うーん、2回に分けて行くべきだったかな。

大丈夫だと思ったんだけど、意外にずっしり重い。

フラフラしながら、エレベーターを待っていると、横からゴッソリとファイルが抜き取られた。

横を見上げると、そこにいたのは…。

「課長!?」

課長は片手でファイルを抱えて、真っ直ぐ正面を見据えている。

エレベーターの扉が開き、課長はさっさと乗り込んだ。

待って、待って!

上司にファイルを持たせるなんて、申し訳なさすぎる。

急いで乗り込むと、私と課長を乗せたエレベーターの扉が閉まり、資料室がある地下1階に向けて下降した。

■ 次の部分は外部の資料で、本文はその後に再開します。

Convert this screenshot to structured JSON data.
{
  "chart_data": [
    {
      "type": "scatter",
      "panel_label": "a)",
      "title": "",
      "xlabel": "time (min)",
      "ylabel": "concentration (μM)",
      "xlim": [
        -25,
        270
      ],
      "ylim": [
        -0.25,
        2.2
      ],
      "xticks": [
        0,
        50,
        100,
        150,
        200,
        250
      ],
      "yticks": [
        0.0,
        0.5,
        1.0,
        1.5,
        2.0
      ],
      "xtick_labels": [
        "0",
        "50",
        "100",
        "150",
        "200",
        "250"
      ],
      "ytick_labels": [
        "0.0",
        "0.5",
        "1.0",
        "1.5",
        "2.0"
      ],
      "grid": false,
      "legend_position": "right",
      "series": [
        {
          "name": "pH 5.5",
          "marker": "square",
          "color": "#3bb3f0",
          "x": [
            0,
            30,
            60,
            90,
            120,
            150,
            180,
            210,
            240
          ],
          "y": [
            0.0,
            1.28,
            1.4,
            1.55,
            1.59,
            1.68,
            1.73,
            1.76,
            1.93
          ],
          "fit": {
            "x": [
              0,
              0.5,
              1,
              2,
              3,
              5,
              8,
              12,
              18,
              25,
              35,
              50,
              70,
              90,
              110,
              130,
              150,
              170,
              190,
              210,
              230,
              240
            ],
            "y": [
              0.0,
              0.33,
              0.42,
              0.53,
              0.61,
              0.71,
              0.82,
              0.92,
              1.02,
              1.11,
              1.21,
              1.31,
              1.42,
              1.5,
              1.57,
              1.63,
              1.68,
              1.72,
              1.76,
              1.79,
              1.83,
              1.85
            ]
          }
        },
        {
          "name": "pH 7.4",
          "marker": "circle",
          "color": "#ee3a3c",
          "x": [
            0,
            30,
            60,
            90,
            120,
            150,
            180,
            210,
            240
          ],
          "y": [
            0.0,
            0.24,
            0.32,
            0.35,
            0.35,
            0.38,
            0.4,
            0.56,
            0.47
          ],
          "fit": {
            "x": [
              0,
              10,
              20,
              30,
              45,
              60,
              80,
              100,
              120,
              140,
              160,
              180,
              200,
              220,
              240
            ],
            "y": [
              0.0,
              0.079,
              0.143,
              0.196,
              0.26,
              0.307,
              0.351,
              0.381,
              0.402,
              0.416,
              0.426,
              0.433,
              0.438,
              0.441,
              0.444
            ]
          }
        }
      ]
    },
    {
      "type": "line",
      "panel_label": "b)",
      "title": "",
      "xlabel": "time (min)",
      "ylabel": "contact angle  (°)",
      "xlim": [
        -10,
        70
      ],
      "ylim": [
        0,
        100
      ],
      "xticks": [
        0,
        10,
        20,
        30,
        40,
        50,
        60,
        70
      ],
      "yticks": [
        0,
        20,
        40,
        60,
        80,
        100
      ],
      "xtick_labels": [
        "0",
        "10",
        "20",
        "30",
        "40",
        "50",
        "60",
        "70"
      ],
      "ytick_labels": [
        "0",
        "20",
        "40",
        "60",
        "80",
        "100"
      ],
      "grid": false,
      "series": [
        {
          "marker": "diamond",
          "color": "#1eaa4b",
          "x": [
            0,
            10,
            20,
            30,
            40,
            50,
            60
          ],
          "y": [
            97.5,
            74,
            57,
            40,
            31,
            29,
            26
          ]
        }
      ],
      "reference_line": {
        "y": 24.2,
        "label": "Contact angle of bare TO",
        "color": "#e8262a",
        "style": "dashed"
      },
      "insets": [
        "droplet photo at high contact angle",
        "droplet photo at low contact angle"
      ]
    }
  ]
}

「課長!お忙しいでしょうから、戻ってください!それ、私が持ちます!」

課長の顔を覗き込んで見ると、ギロッと睨まれた。

こ、こわっ!

なんで睨まれてるのー!?

私、なにかやらかした?

「真宮」

「は、はい…」

「重いもの、持つな」

オモイモノ、モツナ?

なんで?

だって、これは雑務で私の仕事だと思うんだけど。

「フラフラして、危なっかしい」

「すみません…」

「次からは台車を使え」

「はい」

課長は資料室まで運んでくれた。